— Любым способом. — Невеселый смех.
— Твой способ дает им возможность оттягивать поражение. А мои наниматели идут к цели прямо. Никаких обходных путей. Сторонники аннексии составляют в Италии маленькую, но докучливую группировку.
— Полный переворот, — ностальгическая улыбка, — вот твой путь, Виктория. — Во Флоренции, во время кровавой демонстрации перед Венесуэльским консульством, он оттащил ее от безоружного полицейского, которому она драла лицо отточенными ногтями. Бешеная истеричка, клочья содранной кожи. Бунт был ее стихией, как и эта темная комната, почти вся заполненная жутковатыми предметами. V. каким-то магическим способом соединила в себе две крайности: улицу и оранжерею. Она его пугала.
— Рассказать, где я побывала после нашего последнего уединения?
— Нет. Зачем об этом рассказывать? Не сомневаюсь, что в каждом городе, куда направлял меня Уайтхолл, я постоянно сталкивался с тобой или со следами твоей работы. — Он добродушно хмыкнул.

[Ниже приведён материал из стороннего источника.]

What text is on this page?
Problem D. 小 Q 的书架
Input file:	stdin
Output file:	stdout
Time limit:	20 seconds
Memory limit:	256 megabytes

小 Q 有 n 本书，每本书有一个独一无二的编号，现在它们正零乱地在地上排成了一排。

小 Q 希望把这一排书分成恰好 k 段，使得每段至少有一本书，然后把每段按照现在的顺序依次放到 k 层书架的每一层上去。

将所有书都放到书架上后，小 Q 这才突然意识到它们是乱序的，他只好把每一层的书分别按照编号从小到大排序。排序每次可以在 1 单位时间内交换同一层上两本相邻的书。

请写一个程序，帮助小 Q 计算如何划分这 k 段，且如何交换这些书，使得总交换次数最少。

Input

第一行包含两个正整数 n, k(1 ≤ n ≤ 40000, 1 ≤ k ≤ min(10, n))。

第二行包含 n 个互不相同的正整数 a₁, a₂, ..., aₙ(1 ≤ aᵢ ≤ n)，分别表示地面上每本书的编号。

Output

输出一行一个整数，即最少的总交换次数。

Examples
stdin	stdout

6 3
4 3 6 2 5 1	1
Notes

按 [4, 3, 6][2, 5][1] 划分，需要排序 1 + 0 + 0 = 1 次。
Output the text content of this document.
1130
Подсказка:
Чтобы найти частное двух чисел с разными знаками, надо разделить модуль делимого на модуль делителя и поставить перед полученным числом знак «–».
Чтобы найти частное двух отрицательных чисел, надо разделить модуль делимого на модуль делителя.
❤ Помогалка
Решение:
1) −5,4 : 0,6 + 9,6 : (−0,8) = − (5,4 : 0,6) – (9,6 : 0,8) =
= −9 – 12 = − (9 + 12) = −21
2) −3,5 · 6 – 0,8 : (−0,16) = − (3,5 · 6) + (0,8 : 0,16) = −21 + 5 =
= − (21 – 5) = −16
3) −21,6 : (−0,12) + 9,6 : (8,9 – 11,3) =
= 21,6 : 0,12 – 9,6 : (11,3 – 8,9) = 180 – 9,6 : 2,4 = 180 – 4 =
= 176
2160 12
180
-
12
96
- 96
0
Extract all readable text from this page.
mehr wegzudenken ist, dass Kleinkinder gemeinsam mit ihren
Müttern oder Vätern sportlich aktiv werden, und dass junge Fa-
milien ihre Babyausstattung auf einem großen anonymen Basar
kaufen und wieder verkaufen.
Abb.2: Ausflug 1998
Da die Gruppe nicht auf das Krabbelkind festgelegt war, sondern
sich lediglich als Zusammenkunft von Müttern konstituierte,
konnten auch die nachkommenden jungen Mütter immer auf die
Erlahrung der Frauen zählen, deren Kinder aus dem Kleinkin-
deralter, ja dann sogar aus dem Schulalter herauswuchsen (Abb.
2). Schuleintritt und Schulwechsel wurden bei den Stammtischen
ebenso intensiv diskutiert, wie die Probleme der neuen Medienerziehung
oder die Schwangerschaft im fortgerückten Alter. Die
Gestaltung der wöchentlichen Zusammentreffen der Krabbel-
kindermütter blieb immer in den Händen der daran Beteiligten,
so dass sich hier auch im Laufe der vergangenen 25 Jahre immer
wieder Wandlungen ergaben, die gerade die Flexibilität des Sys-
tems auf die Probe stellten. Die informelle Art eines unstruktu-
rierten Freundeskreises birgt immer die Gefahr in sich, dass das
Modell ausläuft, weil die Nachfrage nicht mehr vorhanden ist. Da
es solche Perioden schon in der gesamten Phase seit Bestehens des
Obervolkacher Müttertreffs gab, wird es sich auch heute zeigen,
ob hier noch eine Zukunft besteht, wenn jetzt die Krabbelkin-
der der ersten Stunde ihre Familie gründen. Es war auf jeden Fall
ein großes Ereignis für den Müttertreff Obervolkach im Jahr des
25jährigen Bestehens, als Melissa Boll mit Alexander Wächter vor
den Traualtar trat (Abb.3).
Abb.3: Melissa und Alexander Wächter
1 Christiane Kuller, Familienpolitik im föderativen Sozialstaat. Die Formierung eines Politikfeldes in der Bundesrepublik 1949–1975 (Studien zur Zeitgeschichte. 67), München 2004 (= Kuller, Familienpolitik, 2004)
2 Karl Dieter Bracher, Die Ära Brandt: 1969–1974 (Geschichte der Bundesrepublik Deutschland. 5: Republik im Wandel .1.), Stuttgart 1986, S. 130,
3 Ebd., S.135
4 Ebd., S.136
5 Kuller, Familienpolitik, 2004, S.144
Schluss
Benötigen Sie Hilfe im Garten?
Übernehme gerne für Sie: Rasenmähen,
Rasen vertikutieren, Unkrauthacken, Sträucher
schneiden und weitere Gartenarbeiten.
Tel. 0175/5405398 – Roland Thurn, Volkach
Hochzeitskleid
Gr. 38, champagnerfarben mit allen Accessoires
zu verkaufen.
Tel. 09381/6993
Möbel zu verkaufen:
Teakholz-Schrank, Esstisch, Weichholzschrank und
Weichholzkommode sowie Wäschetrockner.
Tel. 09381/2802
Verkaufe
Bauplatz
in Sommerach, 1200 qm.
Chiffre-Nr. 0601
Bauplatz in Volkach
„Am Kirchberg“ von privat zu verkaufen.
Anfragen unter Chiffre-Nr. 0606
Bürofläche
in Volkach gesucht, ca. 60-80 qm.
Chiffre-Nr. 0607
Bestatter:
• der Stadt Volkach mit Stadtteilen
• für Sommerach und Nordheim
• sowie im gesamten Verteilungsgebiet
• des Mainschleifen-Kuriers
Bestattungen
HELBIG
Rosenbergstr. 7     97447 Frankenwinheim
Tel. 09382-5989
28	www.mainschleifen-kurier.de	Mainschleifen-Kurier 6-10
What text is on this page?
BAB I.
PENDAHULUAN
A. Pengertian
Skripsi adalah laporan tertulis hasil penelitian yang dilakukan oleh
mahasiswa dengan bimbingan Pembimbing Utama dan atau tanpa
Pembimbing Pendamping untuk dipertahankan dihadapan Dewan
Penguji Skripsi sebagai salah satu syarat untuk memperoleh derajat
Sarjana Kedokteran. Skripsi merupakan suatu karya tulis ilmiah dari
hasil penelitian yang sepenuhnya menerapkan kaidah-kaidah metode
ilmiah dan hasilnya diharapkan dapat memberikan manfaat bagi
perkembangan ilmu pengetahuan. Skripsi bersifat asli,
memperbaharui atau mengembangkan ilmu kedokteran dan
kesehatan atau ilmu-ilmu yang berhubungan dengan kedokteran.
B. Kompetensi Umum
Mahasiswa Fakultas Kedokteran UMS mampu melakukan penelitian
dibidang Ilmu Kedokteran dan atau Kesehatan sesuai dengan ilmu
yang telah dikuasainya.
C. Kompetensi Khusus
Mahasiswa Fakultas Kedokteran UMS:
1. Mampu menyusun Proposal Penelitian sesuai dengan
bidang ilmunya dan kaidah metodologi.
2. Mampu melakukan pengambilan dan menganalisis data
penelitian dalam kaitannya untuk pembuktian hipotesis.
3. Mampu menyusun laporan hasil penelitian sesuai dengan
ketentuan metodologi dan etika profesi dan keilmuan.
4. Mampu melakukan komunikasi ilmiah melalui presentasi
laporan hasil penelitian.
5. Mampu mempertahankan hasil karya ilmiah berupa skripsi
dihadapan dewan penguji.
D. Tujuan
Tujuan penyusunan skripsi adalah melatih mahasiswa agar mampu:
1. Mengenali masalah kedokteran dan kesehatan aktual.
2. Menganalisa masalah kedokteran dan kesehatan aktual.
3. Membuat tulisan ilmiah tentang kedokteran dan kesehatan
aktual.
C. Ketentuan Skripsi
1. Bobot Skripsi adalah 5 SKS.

— Как приятно заглянуть в Ничто. — Ее лицо (не часто доводилось ему видеть его таким) было спокойным, живой глаз казался столь же мертвым, как искусственный с циферблатом вместо радужной оболочки. Искусственный глаз его не смущал, равно как и вставленный в пупок звездообразный сапфир. Хирургия бывает и такой. Еще во Флоренции (гребень, который она не позволяла ему ни вынимать, ни трогать) он заметил, что она просто обожает вставлять в тело частицы инертной материи.
— Смотри, какие у меня милые туфельки, — сказала она, когда он, став на колени, снял их. — Вот если бы у меня была такая ступня. Ступня из золота и янтаря, где вены вырезаны, а не выступают барельефом. Одна и та же ступня — это так скучно; можно только менять туфли. А вот если бы у девушки был — ах! — полный набор или целый гардероб восхитительных ступней разных цветов, размеров и форм…
Девушка? Да ей уже под сорок. Впрочем, что конкретно изменилось в ней, помимо тела, в котором стало больше неживой материи? Похожа ли она на ту пышку, которая соблазнила его двадцать лет назад на кожаной кушетке Флорентийского консульства?
— Мне пора, — сказал он.
— Мой преданный опекун отвезет тебя. — В дверях, словно по мановению волшебной палочки, возникло изуродованное лицо. Оно не выказало никаких эмоций, увидев их вместе. Возможно, любое движение лицевых мышц вызывало резкую боль. В ту ночь свет фонаря создал иллюзию мимики, но теперь Стенсил увидел, что это лицо застыло, словно посмертная маска.
В автомобиле на обратном пути в Валлетту оба не произнесли ни слова, пока не подъехали к городу.
— Не смейте ее трогать, ясно?
Стенсил повернул голову, и внезапно его осенило:
— Вы молодой Гадрульфи… Годольфин, верно?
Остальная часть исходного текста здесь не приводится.